Conoce la la conclusión de esta historia sobre un paracaidista que reta a la muerte

Cuento en construcción

Sólo le falta el título a este cuento que ha sido escrito hasta el momento entre Alberto Escabias, Ceci Sweetsoul, Lunatique, Virgilio Platt y la edición del Comité editorial de Cuento Colectivo. Tienes hasta el jueves 18 de octubre de 2012 para participar.

Sólo saltas con un paracaídas, porque sería inútil llevar uno de repuesto. La caída es tan corta, que en caso de que no abra tu paracaídas, no alcanzarías a abrir el de repuesto. Es cierto, las probabilidades de un accidente incrementan mucho, pero para los adictos a la adrenalina como yo, esto es el equivalente a un viaje a Disney para un niño. Me paro en el borde del vacío, a punto de celebrar mi salto número cien. Y pensar que hace mucho, sufría de pánico a las alturas.

Me relaja pensar en los héroes de la Marvel. Respirar como siempre, vaciar los bolsillos. Tengo la onerosa costumbre de dejar las luces de mi casa encendidas, he de volver, apagarlas, y sufragar con su correspondiente gasto y del de otras facturas, claro. Estoy dispuesto a piruetear antes de abrir el paracaídas, hoy durante más tiempo que la última vez. Y es que, aunque me lo haya propuesto las noventa y nueve veces anteriores, nunca consigo tirar de la anilla que accione el sistema de apertura minutos antes de caer vertiginosamente entre edificios.
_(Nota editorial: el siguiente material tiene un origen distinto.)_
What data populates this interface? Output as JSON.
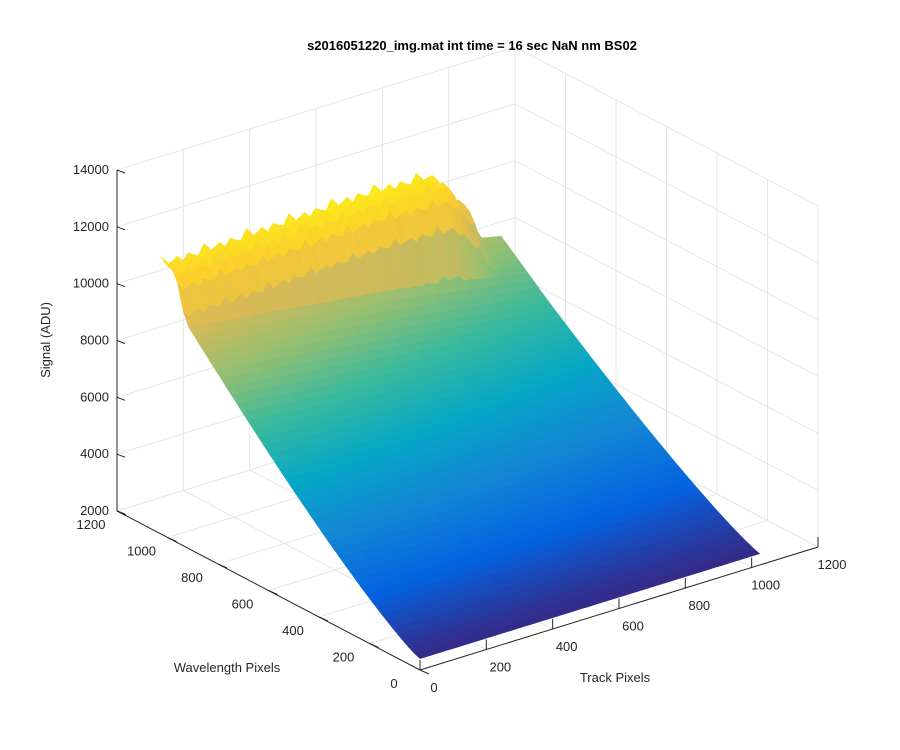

Y salto… el viento aguijonea mi rostro, Incluso así, viendo mi vida pasar ante mis ojos, teniendo en la cabeza imágenes de truculentos accidentes, salto, porque es lo único que puedo hacer para dejar mi mente flotar en la sensación de ingravidez que me aporta tan temerario acto. Salto y no pienso en nada, no pienso en mis vísceras esparcidas en el asfalto, ni en mi madre con el corazón en un puño al ver mi salto retransmitido por televisión. Tampoco pienso en la novia que me dejó, alegando que mi “forma de ser es muy desequilibrada”.

Ella, tan ordenada, tan pulcra, ¡Tan, tan, tan terriblemente ella! No pudo conmigo, ni con mi afición. Creen que no tiraré de la anilla, pero siempre lo hago. Siempre, robando segundos a la muerte, siempre sonriendo al verla tirarse a mi lado. Me envidia… yo puedo tirar de la anilla y volver al suelo, a fijar mis pies en él y ella no puede. Me envidia y yo sonrío.

¿Acaso como podría ella robarme mi ser? No se lo permitiré por un instante y menos por el resto de mi vida. Los únicos momentos en los que danzamos al viento, son los segundos de mi posible muerte. Aquella muerte que al final ahoga sus recuerdos y traiciones, dejándome con esta increíble levedad en mi ser. Con mi mente vacía y mi sentido de satisfacción rebosado, halo la cuerda de la cometa que vuela en el silencio de mis peores miedos.

Halo y de pronto veo una imagen que habla por sí sola, la anilla en mi dedo pulgar y la cuerda blanca en sentido vertical… rota. Miro a la muerte con cara de pánico y ella me dice: “No retes a la muerte, amigo. Dime… ¿quién sonríe ahora?